Муза ночных кошмаров (Тейлор) - страница 154

Азарин была противоположностью Сухейлы: она не потеряла ни память, ни время. Но это не значит, что она чувствовала себя полноценной. Никто не остался прежним после жестокого захвата и его кровавого конца. Ни в городе, ни в цитадели. Все они потеряли слишком много.

В Лазло слились эмоции обеих сторон этой встречи, но он знал, что видит лишь вершину айсберга.

Он улетел вперед, поговорил с Сарай и остальными и добился их разрешения на прибытие гостей. Теперь они были здесь. Все спустились со своих зверей. Сад обернулся волшебным зверинцем: с грифоном, пегасом и драконом, присоединившимися к Разаласу. Обе стороны выглядели бледными и настороженными. Лазло представил их, надеясь послужить своего рода мостом. Юноша гадал, возможно ли, что их зазубренные края подойдут друг другу, как кусочки головоломки.

Быть может, это принятие желаемого за действительное, но в лучшем своем проявлении.

Он поймал себя на том, что слишком много говорит, растягивая знакомство, поскольку все остальные молчали.

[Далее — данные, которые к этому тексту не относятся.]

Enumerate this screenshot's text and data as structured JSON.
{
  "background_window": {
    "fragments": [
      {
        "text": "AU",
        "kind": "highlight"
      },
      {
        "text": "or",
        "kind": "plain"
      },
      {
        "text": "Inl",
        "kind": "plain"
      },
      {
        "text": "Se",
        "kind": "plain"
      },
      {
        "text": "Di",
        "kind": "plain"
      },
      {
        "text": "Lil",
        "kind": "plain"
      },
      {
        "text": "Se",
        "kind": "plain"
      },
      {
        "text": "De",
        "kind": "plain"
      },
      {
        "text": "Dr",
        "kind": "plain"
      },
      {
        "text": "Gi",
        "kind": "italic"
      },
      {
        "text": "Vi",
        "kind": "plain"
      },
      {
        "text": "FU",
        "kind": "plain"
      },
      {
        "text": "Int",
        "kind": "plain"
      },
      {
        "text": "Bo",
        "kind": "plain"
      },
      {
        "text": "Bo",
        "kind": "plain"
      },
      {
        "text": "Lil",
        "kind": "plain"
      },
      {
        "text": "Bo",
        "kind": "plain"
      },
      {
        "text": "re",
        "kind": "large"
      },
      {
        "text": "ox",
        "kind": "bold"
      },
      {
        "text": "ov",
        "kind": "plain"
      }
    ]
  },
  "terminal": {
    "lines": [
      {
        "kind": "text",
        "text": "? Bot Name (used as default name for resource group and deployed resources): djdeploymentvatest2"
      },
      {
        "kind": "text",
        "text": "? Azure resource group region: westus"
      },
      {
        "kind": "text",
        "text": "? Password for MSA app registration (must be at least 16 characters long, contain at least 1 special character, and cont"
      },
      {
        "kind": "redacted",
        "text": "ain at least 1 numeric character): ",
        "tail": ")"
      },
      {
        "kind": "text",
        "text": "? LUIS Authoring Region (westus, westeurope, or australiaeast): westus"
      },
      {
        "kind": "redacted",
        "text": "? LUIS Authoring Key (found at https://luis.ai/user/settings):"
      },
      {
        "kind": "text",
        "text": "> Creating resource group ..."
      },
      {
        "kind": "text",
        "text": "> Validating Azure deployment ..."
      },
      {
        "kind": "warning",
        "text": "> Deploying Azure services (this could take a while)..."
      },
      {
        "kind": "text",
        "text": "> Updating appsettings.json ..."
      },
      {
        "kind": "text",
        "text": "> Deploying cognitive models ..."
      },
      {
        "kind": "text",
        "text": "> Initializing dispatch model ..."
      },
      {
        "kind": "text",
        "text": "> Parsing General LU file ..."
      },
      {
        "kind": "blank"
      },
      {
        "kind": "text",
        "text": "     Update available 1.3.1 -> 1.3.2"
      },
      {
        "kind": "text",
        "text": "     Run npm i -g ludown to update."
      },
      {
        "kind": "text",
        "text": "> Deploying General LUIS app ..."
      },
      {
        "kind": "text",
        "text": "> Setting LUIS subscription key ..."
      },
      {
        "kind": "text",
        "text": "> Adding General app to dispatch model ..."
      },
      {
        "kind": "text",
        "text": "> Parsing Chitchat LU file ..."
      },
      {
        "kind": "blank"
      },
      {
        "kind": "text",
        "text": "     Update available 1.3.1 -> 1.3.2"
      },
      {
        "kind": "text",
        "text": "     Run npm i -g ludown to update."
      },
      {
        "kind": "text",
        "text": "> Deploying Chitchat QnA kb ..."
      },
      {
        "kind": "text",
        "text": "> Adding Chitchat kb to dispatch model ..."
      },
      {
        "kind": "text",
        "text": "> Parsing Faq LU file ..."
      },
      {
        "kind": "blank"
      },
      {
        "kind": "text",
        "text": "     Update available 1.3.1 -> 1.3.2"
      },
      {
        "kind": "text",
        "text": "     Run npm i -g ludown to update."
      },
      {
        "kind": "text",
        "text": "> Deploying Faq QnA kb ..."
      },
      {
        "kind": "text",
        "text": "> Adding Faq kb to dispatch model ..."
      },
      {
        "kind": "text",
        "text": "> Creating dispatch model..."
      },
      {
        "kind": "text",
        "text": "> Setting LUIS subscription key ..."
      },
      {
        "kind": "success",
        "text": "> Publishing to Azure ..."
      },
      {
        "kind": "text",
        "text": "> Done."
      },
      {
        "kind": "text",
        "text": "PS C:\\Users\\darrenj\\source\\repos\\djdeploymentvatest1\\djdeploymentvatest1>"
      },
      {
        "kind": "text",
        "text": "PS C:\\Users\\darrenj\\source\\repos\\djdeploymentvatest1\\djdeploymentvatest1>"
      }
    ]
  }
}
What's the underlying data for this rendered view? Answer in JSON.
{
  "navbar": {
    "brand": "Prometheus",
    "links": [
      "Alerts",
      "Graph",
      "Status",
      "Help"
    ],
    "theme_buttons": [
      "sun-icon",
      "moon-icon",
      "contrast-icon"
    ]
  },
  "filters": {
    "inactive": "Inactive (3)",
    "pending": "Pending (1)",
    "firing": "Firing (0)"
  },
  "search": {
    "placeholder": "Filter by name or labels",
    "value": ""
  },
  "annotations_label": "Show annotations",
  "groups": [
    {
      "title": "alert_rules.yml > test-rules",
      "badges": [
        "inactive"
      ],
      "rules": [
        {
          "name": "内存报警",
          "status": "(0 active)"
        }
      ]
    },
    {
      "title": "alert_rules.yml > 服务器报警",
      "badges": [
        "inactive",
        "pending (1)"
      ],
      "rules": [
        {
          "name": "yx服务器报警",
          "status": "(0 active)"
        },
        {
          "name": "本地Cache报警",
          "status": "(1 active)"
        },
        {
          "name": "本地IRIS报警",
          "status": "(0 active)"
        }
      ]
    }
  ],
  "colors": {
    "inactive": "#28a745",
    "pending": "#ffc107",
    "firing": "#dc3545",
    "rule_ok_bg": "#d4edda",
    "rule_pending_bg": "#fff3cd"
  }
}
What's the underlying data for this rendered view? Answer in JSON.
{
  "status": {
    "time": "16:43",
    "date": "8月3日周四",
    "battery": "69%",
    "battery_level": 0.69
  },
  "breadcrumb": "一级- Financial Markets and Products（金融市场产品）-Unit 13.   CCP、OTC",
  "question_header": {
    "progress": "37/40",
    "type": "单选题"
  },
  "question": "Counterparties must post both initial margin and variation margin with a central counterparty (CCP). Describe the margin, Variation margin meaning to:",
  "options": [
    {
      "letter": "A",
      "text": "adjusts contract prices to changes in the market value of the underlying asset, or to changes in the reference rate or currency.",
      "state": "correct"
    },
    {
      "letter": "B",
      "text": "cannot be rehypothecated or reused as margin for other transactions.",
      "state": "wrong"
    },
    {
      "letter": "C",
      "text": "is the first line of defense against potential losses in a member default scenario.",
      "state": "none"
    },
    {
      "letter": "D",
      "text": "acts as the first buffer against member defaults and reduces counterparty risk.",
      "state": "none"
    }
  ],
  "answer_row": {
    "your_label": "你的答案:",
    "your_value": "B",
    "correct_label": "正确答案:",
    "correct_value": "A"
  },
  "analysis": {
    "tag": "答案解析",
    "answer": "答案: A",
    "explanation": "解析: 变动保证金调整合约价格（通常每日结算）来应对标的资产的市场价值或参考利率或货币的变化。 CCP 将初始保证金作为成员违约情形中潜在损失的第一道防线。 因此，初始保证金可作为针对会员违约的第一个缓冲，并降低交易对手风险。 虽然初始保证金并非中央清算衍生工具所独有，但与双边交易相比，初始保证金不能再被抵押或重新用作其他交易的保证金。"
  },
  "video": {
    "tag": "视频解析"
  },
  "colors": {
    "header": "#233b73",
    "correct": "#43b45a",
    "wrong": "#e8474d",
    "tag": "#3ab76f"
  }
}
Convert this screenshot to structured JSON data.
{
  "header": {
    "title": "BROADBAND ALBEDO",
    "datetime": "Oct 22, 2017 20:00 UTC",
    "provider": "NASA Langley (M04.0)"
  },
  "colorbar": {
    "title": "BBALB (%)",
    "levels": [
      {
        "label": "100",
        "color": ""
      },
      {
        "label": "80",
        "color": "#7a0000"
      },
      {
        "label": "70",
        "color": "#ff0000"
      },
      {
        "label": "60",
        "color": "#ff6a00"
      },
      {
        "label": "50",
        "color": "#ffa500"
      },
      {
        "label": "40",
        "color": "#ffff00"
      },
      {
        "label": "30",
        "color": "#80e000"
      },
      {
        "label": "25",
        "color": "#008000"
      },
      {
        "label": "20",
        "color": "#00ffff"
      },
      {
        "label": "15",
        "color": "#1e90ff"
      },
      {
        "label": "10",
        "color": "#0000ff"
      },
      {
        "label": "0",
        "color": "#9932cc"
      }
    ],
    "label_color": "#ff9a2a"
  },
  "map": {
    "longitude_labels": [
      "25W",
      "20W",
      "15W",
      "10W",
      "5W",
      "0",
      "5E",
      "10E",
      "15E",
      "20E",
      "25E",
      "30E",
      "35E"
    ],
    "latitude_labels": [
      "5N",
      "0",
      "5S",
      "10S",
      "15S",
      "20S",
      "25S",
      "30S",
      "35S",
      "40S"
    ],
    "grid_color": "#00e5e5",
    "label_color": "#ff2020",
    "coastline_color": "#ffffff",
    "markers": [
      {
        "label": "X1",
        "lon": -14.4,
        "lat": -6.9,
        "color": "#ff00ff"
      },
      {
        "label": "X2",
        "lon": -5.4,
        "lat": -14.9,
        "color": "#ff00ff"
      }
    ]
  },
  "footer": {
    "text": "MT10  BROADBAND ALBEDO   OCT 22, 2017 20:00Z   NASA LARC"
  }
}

Эрил-Фейн намеревался заговорить первым. В его голове уже выстроились все нужные реплики, но при виде Сарай они разбежались. По цвету волос и фигуре она очень напоминала свою мать. Поначалу только это он и видел, ощущая привкус желчи во рту. Но ее черты, позаимствованные у Изагол, полностью преображались тем, что теплилось в ее сердцах: состраданием, милосердием, любовью. Они все меняли. Эрил-Фейн готовился к праведному гневу и обвинениям, но на ее лице увидел лишь нерешительную надежду.

На Пике и гарнизоне Плача находились сигнальные маяки. Когда один загорался, другой мгновенно посылал ответный луч. Вот что произошло в груди Эрил-Фейна, когда он увидел надежду Сарай. Его собственная надежда загорелась в ответ. Это было больно. Она будто разбухала внутри него. Такая же надежда зародилась в Сарай: хрупкая, оскверненная позором и страхом.

Их позор отличался, но страх был родственным: увидеть неприятие в глазах друг друга.

Вместо этого оба увидели надежду, отражение их собственной, и засияли, как зеркальные сферы, которые долго тускнели под слоем пыли. Эрил-Фейн пытался подобрать слова, но к нему пришло лишь одно.

– Дочка, – произнес он.

Оно наполнило пустоту в груди Сарай. Девушка задалась вопросом, чувствовал ли и он эту пустоту.

– Папа, – ответила она, и у него в груди действительно было такое же местечко, но оно не пустовало, а долгое время полнилось крошечными костями и ненавистью к себе.

Сейчас слово растворило их и поселилось в закутке, такое яркое на фоне предыдущих обитателей, и Эрил-Фейн почувствовал, что впервые за много лет может расправить плечи.